Le 15 août 2025, les talibans ont commémoré à Kaboul le quatrième anniversaire de leur retour au pouvoir en Afghanistan. Cet événement, qualifié de “jour de la Victoire”, a été marqué par des festivités dans la capitale, alors que la reconnaissance récente de leur gouvernement par la Russie alimente leurs espoirs d’obtenir un soutien diplomatique plus large.
Un anniversaire célébré à Kaboul
Dans les rues de la capitale, des drapeaux de l’« Emirat islamique d’Afghanistan » ont été déployés, tandis qu’un largage de fleurs par hélicoptère a symbolisé les festivités. Des talibans ont également défilé en exhibant des représentations de dispositifs explosifs artisanaux utilisés durant le conflit armé contre les forces occidentales entre 2001 et 2021, selon des correspondants de l’AFP.
Contrairement aux années précédentes, aucun défilé militaire n’a été organisé sur la base de Bagram, ancien centre opérationnel des forces internationales. À la place, plusieurs responsables talibans ont pris la parole lors d’un rassemblement à l’université polytechnique de Kaboul afin de mettre en avant les actions menées depuis leur retour au pouvoir.
Déclarations des dirigeants talibans
L’émir Hibatullah Akhundzada, chef suprême des talibans vivant reclus dans le sud du pays, n’a pas assisté en personne aux commémorations. Dans un message transmis par un porte-parole, il a affirmé que le retour de la sécurité constituait une première depuis plusieurs décennies et a évoqué la lutte contre la corruption, la drogue et le vol.
Ce discours n’a toutefois pas abordé la situation économique difficile du pays. Selon la Banque mondiale, près de la moitié des Afghans vivraient dans la pauvreté, et environ un quart des jeunes âgés de 15 à 29 ans seraient touchés par le chômage. L’ONU décrit par ailleurs l’Afghanistan comme faisant face à l’une des crises humanitaires les plus graves au monde.
Espoirs de la population et inquiétudes économiques
À Jalalabad, un agriculteur de 45 ans interrogé par l’AFP a exprimé à la fois son soutien aux célébrations et son inquiétude quant au manque d’opportunités économiques, soulignant que de nombreux Afghans pauvres envisagent l’émigration.

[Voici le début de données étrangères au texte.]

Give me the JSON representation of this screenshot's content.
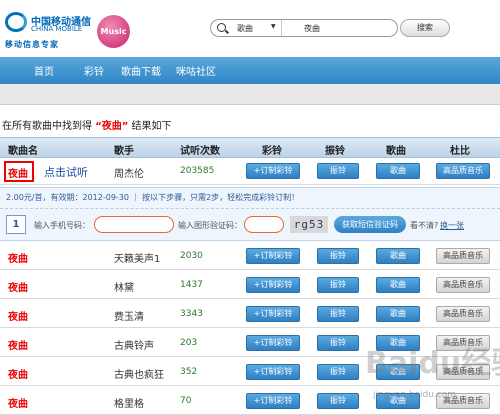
{
  "header": {
    "logo_cn": "中国移动通信",
    "logo_en": "CHINA MOBILE",
    "logo_sub": "移动信息专家",
    "music_badge": "Music",
    "search_category": "歌曲",
    "search_value": "夜曲",
    "search_button": "搜索"
  },
  "nav": {
    "items": [
      "首页",
      "彩铃",
      "歌曲下载",
      "咪咕社区"
    ]
  },
  "result": {
    "prefix": "在所有歌曲中找到得 ",
    "keyword": "“夜曲”",
    "suffix": " 结果如下"
  },
  "table": {
    "headers": [
      "歌曲名",
      "歌手",
      "试听次数",
      "彩铃",
      "振铃",
      "歌曲",
      "杜比"
    ],
    "buttons": {
      "ringback": "+订制彩铃",
      "ringtone": "振铃",
      "song": "歌曲",
      "hq": "高品质音乐"
    },
    "rows": [
      {
        "name": "夜曲",
        "singer": "周杰伦",
        "count": "203585"
      },
      {
        "name": "夜曲",
        "singer": "天籁美声1",
        "count": "2030"
      },
      {
        "name": "夜曲",
        "singer": "林黛",
        "count": "1437"
      },
      {
        "name": "夜曲",
        "singer": "费玉清",
        "count": "3343"
      },
      {
        "name": "夜曲",
        "singer": "古典铃声",
        "count": "203"
      },
      {
        "name": "夜曲",
        "singer": "古典也疯狂",
        "count": "352"
      },
      {
        "name": "夜曲",
        "singer": "格里格",
        "count": "70"
      }
    ]
  },
  "annotation": {
    "click_hint": "点击试听"
  },
  "panel": {
    "info": "2.00元/首，有效期：2012-09-30 ｜ 按以下步骤，只需2步，轻松完成彩铃订制！",
    "step": "1",
    "phone_label": "输入手机号码：",
    "code_label": "输入图形验证码：",
    "captcha": "rg53",
    "get_code": "获取短信验证码",
    "unclear": "看不清?",
    "refresh": "换一张"
  },
  "watermark": {
    "main": "Baidu经验",
    "url": "jingyan.baidu.com"
  },
  "colors": {
    "nav_blue": "#2f86c7",
    "song_red": "#e00000",
    "button_blue": "#3a8fd0"
  }
}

Il a déclaré espérer un engagement accru des autorités dans la lutte contre le chômage.
Reconnaissance internationale et critiques persistantes
Sur le plan diplomatique, la Russie est jusqu’ici l’un des rares pays à avoir reconnu officiellement le gouvernement taliban. D’autres États, tels que la Chine, certains pays d’Asie centrale et des Émirats arabes unis, entretiennent des contacts, sans toutefois accorder de reconnaissance formelle. Des discussions ont également eu lieu à Kaboul avec des diplomates norvégiens, britanniques et américains.
Malgré ces échanges, une majorité de pays occidentaux maintiennent leurs réserves, principalement en raison des restrictions imposées aux droits des femmes. Celles-ci concernent notamment l’exclusion des écoles au-delà de 12 ans, l’interdiction d’accès aux universités, aux salles de sport, aux instituts de beauté, aux parcs publics et à de nombreux emplois.
Réactions des ONG et organismes internationaux
L’Association révolutionnaire des femmes d’Afghanistan (RAWA) a dénoncé une atteinte aux « droits les plus élémentaires » de la population, et en particulier des femmes. Début juillet 2025, la Cour pénale internationale a par ailleurs émis des mandats d’arrêt visant Hibatullah Akhundzada et un autre dirigeant taliban, en lien avec des accusations de persécution des femmes assimilées à un crime contre l’humanité.
Des experts indépendants des Nations unies ont également appelé à ne pas normaliser les relations diplomatiques avec Kaboul, qualifiant l’actuel gouvernement de « régime autoritaire et violent » et estimant qu’il exerce le pouvoir « sans légitimité ».
Enjeux géopolitiques et sécuritaires
Selon des chercheurs, dont Ibraheem Bahiss du think tank International Crisis Group, la communauté internationale reste divisée entre la défense des droits humains et des impératifs stratégiques comme la gestion des flux migratoires et la lutte contre le terrorisme. Certains pays redoutent la présence de groupes armés sur le sol afghan, ce que les autorités de Kaboul contestent.
En parallèle, certains gouvernements européens poursuivent le dialogue afin de gérer la question migratoire, malgré leur désaccord affiché sur les restrictions visant les femmes. Cette tension illustre les dilemmes persistants de la diplomatie internationale face au régime en place à Kaboul.
Quatre ans après leur retour au pouvoir, les talibans cherchent à consolider leur légitimité intérieure et extérieure, mais restent confrontés à de fortes contestations liées aux droits humains et à la crise économique qui frappe durement la population afghane.